Opinion
November 15, 1985
Appeal from the Supreme Court, Albany County.
Petitioner, a New York City apartment cooperative, contends that respondent erred in concluding that parking "fines" collected by petitioner from its tenants are subject to a parking sales tax pursuant to Tax Law § 1107 (c) and § 1212-A. We find nothing irrational in respondent's conclusion and, therefore, confirm its determination.
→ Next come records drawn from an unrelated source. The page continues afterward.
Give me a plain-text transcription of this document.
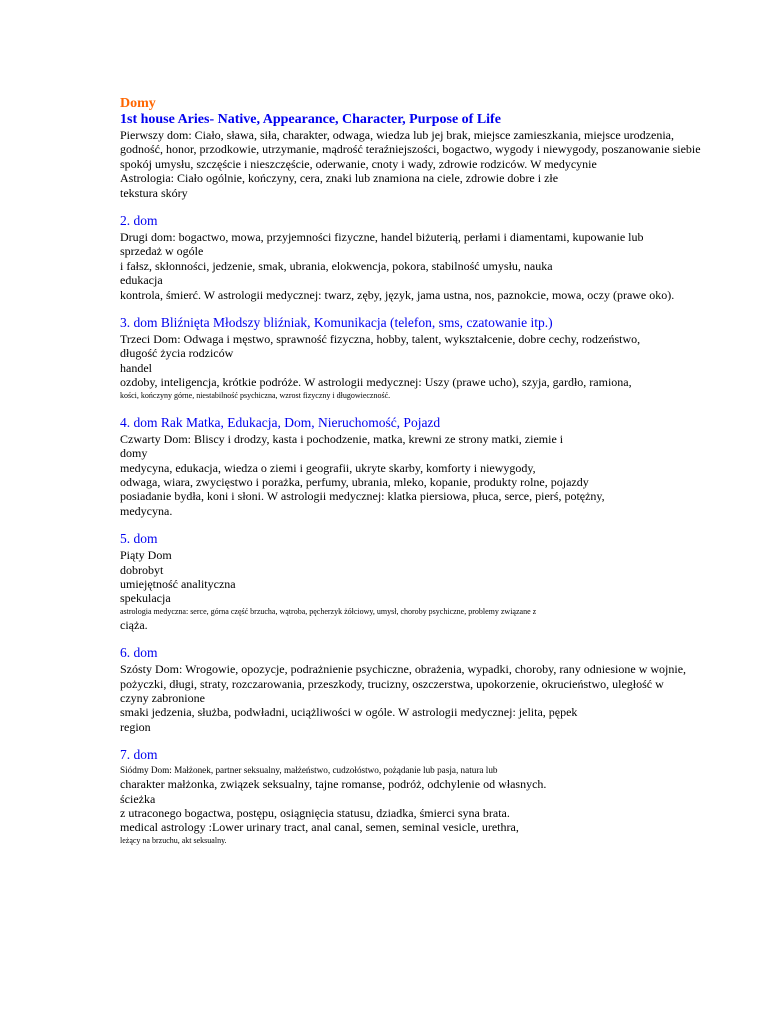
Domy
1st house Aries- Native, Appearance, Character, Purpose of Life
Pierwszy dom: Ciało, sława, siła, charakter, odwaga, wiedza lub jej brak, miejsce zamieszkania, miejsce urodzenia,
godność, honor, przodkowie, utrzymanie, mądrość teraźniejszości, bogactwo, wygody i niewygody, poszanowanie siebie
spokój umysłu, szczęście i nieszczęście, oderwanie, cnoty i wady, zdrowie rodziców. W medycynie
Astrologia: Ciało ogólnie, kończyny, cera, znaki lub znamiona na ciele, zdrowie dobre i złe
tekstura skóry
2. dom
Drugi dom: bogactwo, mowa, przyjemności fizyczne, handel biżuterią, perłami i diamentami, kupowanie lub
sprzedaż w ogóle
i fałsz, skłonności, jedzenie, smak, ubrania, elokwencja, pokora, stabilność umysłu, nauka
edukacja
kontrola, śmierć. W astrologii medycznej: twarz, zęby, język, jama ustna, nos, paznokcie, mowa, oczy (prawe oko).
3. dom Bliźnięta Młodszy bliźniak, Komunikacja (telefon, sms, czatowanie itp.)
Trzeci Dom: Odwaga i męstwo, sprawność fizyczna, hobby, talent, wykształcenie, dobre cechy, rodzeństwo,
długość życia rodziców
handel
ozdoby, inteligencja, krótkie podróże. W astrologii medycznej: Uszy (prawe ucho), szyja, gardło, ramiona,
kości, kończyny górne, niestabilność psychiczna, wzrost fizyczny i długowieczność.
4. dom Rak Matka, Edukacja, Dom, Nieruchomość, Pojazd
Czwarty Dom: Bliscy i drodzy, kasta i pochodzenie, matka, krewni ze strony matki, ziemie i
domy
medycyna, edukacja, wiedza o ziemi i geografii, ukryte skarby, komforty i niewygody,
odwaga, wiara, zwycięstwo i porażka, perfumy, ubrania, mleko, kopanie, produkty rolne, pojazdy
posiadanie bydła, koni i słoni. W astrologii medycznej: klatka piersiowa, płuca, serce, pierś, potężny,
medycyna.
5. dom
Piąty Dom
dobrobyt
umiejętność analityczna
spekulacja
astrologia medyczna: serce, górna część brzucha, wątroba, pęcherzyk żółciowy, umysł, choroby psychiczne, problemy związane z
ciąża.
6. dom
Szósty Dom: Wrogowie, opozycje, podrażnienie psychiczne, obrażenia, wypadki, choroby, rany odniesione w wojnie,
pożyczki, długi, straty, rozczarowania, przeszkody, trucizny, oszczerstwa, upokorzenie, okrucieństwo, uległość w
czyny zabronione
smaki jedzenia, służba, podwładni, uciążliwości w ogóle. W astrologii medycznej: jelita, pępek
region
7. dom
Siódmy Dom: Małżonek, partner seksualny, małżeństwo, cudzołóstwo, pożądanie lub pasja, natura lub
charakter małżonka, związek seksualny, tajne romanse, podróż, odchylenie od własnych.
ścieżka
z utraconego bogactwa, postępu, osiągnięcia statusu, dziadka, śmierci syna brata.
medical astrology :Lower urinary tract, anal canal, semen, seminal vesicle, urethra,
leżący na brzuchu, akt seksualny.
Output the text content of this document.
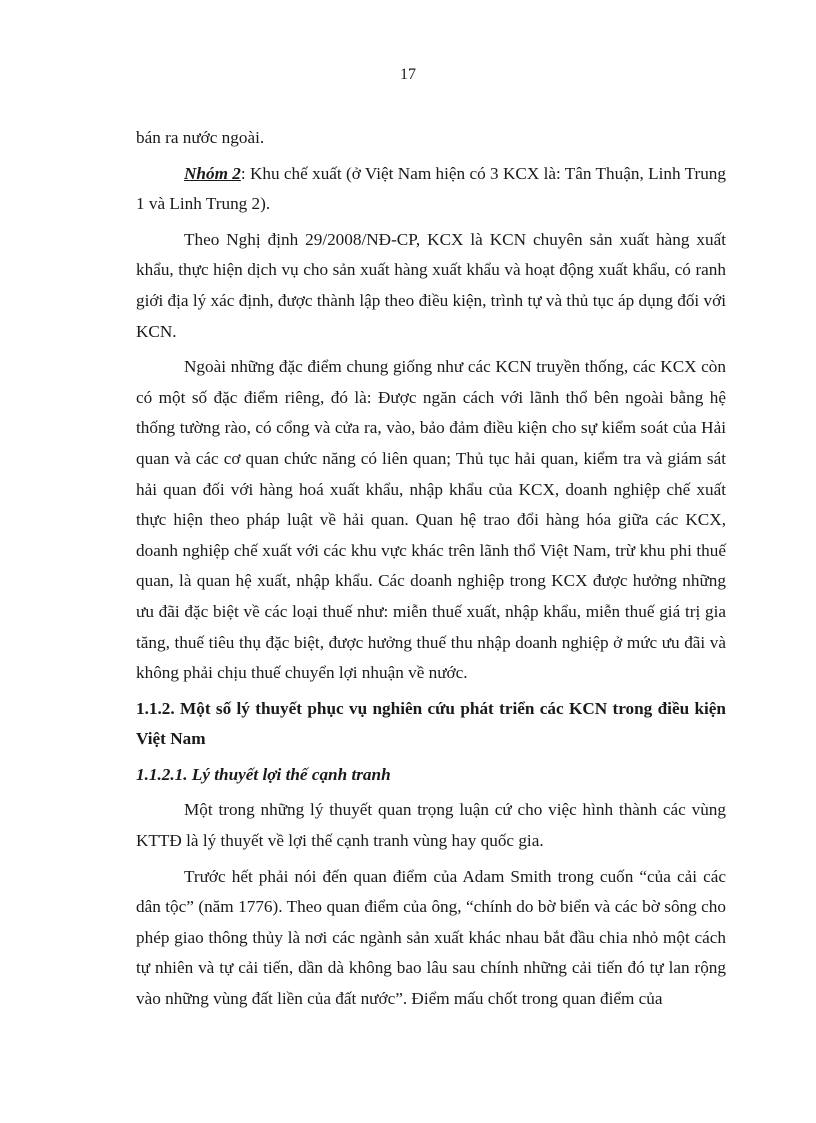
17

bán ra nước ngoài.

Nhóm 2: Khu chế xuất (ở Việt Nam hiện có 3 KCX là: Tân Thuận, Linh Trung 1 và Linh Trung 2).

Theo Nghị định 29/2008/NĐ-CP, KCX là KCN chuyên sản xuất hàng xuất khẩu, thực hiện dịch vụ cho sản xuất hàng xuất khẩu và hoạt động xuất khẩu, có ranh giới địa lý xác định, được thành lập theo điều kiện, trình tự và thủ tục áp dụng đối với KCN.

Ngoài những đặc điểm chung giống như các KCN truyền thống, các KCX còn có một số đặc điểm riêng, đó là: Được ngăn cách với lãnh thổ bên ngoài bằng hệ thống tường rào, có cổng và cửa ra, vào, bảo đảm điều kiện cho sự kiểm soát của Hải quan và các cơ quan chức năng có liên quan; Thủ tục hải quan, kiểm tra và giám sát hải quan đối với hàng hoá xuất khẩu, nhập khẩu của KCX, doanh nghiệp chế xuất thực hiện theo pháp luật về hải quan. Quan hệ trao đổi hàng hóa giữa các KCX, doanh nghiệp chế xuất với các khu vực khác trên lãnh thổ Việt Nam, trừ khu phi thuế quan, là quan hệ xuất, nhập khẩu. Các doanh nghiệp trong KCX được hưởng những ưu đãi đặc biệt về các loại thuế như: miễn thuế xuất, nhập khẩu, miễn thuế giá trị gia tăng, thuế tiêu thụ đặc biệt, được hưởng thuế thu nhập doanh nghiệp ở mức ưu đãi và không phải chịu thuế chuyển lợi nhuận về nước.

1.1.2. Một số lý thuyết phục vụ nghiên cứu phát triển các KCN trong điều kiện Việt Nam
1.1.2.1. Lý thuyết lợi thế cạnh tranh

Một trong những lý thuyết quan trọng luận cứ cho việc hình thành các vùng KTTĐ là lý thuyết về lợi thế cạnh tranh vùng hay quốc gia.

Trước hết phải nói đến quan điểm của Adam Smith trong cuốn “của cải các dân tộc” (năm 1776). Theo quan điểm của ông, “chính do bờ biển và các bờ sông cho phép giao thông thủy là nơi các ngành sản xuất khác nhau bắt đầu chia nhỏ một cách tự nhiên và tự cải tiến, dần dà không bao lâu sau chính những cải tiến đó tự lan rộng vào những vùng đất liền của đất nước”. Điểm mấu chốt trong quan điểm của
Petitioner is an incorporated entity which provides a number of services for its tenants, including free parking for a limited number of cars on a portion of the semicircular driveway serving the premises. Overnight parking, however, is prohibited and a $3 "fine" is imposed on tenants who violate the restriction. A "fine" of $5 is imposed for parking in so-called "red zones", where parking is prohibited at all times. The "fines", listed as parking assessments, are included in the monthly charge of assessments for services, such as air conditioning and telephones, billed to the tenants. During the audit period, parking "fines", mostly for overnight parking, generated income at the rate of $1,000 per month. Based upon these facts, respondent could rationally conclude that petitioner was a person operating a parking lot or other place of business engaged in providing parking for motor vehicles and that the "fines" constituted receipts from the sale of the service of providing parking for motor vehicles (Tax Law § 1107 [c]). That the facts also support a different conclusion does not render respondent's determination irrational (Matter of Acosta v Wollett, 55 N.Y.2d 761, 763).
Determination confirmed, and petition dismissed, without costs. Mahoney, P.J., Kane, Casey, Weiss and Levine, JJ., concur.